The book Emil, or On education
A weak body weakens the soul. Hence the dominance of medicine, an art more fatal to people than all the diseases it claims to cure. I really don’t know what disease doctors cure us from, but I know that they endow us with the most pernicious diseases: cowardice, cowardice, gullibility, fear of death; if they heal the body, they kill the courage. What do we care that they raise corpses to their feet? We need people, and they never get out of their hands.
Medicine is in vogue between us; it should be. This is the amusement of idle people, not busy with anything, who, not knowing what to do with their time, spend it worrying about self-preservation. If they had the misfortune to be born immortal, they would be the most miserable of creatures; such a life, which they would never be afraid to lose, would have no value for them. These people need doctors who, to flatter them, threaten them and daily bring the only joy that they can perceive — the joy that they are not dead.

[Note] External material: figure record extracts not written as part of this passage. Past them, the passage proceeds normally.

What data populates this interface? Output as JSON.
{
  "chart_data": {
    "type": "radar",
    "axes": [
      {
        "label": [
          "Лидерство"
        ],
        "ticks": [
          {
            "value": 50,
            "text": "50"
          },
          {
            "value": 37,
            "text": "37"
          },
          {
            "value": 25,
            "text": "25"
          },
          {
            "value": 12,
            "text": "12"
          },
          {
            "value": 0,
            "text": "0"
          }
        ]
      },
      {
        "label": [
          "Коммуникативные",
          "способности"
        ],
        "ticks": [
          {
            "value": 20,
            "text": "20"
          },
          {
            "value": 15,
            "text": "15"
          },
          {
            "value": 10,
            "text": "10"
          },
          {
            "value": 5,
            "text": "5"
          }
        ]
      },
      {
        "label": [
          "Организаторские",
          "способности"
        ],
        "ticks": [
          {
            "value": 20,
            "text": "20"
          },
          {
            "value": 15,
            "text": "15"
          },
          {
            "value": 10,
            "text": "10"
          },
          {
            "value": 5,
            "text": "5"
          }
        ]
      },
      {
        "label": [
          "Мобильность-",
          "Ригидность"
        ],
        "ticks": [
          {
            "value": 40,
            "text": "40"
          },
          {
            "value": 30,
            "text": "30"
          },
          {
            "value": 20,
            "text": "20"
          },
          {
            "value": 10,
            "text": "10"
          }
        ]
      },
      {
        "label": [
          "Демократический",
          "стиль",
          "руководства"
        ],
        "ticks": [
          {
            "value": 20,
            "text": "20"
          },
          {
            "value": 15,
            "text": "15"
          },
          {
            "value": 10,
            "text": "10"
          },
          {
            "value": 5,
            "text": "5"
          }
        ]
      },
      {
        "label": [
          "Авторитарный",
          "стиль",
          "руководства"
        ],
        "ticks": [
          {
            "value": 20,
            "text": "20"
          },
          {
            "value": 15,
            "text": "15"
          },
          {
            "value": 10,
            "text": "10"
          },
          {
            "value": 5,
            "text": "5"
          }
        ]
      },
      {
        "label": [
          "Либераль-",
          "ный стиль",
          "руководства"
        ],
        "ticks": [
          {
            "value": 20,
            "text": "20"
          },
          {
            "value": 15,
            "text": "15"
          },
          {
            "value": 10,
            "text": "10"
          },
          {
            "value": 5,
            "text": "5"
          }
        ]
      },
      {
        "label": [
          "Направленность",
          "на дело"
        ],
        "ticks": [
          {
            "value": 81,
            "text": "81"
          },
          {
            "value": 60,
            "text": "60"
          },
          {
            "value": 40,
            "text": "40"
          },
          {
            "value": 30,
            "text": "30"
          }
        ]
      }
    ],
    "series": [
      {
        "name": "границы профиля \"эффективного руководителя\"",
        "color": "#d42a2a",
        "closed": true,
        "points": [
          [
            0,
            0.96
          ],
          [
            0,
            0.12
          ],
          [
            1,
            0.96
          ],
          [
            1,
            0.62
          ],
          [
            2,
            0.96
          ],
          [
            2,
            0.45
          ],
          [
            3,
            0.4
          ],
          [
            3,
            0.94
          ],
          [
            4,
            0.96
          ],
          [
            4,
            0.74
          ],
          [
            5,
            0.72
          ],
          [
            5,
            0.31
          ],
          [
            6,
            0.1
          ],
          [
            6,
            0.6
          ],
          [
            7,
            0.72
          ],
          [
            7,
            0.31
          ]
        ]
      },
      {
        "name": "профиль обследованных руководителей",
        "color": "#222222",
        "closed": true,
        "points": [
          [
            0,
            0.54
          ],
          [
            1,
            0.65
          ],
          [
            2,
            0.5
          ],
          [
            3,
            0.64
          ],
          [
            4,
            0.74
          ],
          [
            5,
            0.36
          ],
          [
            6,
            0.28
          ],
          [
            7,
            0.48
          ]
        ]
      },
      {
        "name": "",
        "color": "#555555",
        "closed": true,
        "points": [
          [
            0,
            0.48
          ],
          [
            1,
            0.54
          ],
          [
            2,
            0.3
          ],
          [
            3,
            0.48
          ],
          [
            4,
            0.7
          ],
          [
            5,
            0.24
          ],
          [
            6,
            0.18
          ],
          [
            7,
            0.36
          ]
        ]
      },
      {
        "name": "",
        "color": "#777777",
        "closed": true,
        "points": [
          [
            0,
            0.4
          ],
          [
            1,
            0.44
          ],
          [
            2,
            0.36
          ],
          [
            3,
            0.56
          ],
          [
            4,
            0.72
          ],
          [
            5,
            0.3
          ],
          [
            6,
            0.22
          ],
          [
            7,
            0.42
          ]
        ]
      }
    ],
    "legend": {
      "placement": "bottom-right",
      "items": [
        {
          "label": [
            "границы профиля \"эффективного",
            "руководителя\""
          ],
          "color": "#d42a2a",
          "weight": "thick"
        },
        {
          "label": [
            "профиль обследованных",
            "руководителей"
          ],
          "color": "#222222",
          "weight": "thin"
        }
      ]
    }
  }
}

I have no desire to expand here on the futility of medicine. My only goal is to consider it from the moral side. However, I cannot fail to notice that people resort to the same sophisms regarding its application, as in the search for truth. They always assume that whoever takes advantage of the sick person heals him, and whoever seeks the truth finds it. They do not see that, first of all, it is necessary to compare the benefit of one healing performed by a doctor with the death of hundreds of patients killed by him, the benefit of revealed truth with the harm generated by the errors that appear at the same time with it. Science that teaches and medicine that heals are, no doubt, very good; but science that deceives and medicine that kills are bad. Learn to distinguish between them. Here is the essence of the question. If we could not know the truth, we would never be deceived by a lie; if we could refrain from wanting to be healed contrary to nature, we would never die at the hands of the physician; in both cases, abstinence would be reasonable; we, obviously, would benefit from such abstinence. I do not dispute, therefore, that medicine is useful to some people, but I say that it is harmful to the human race.
The same seems to be true of psychotherapy.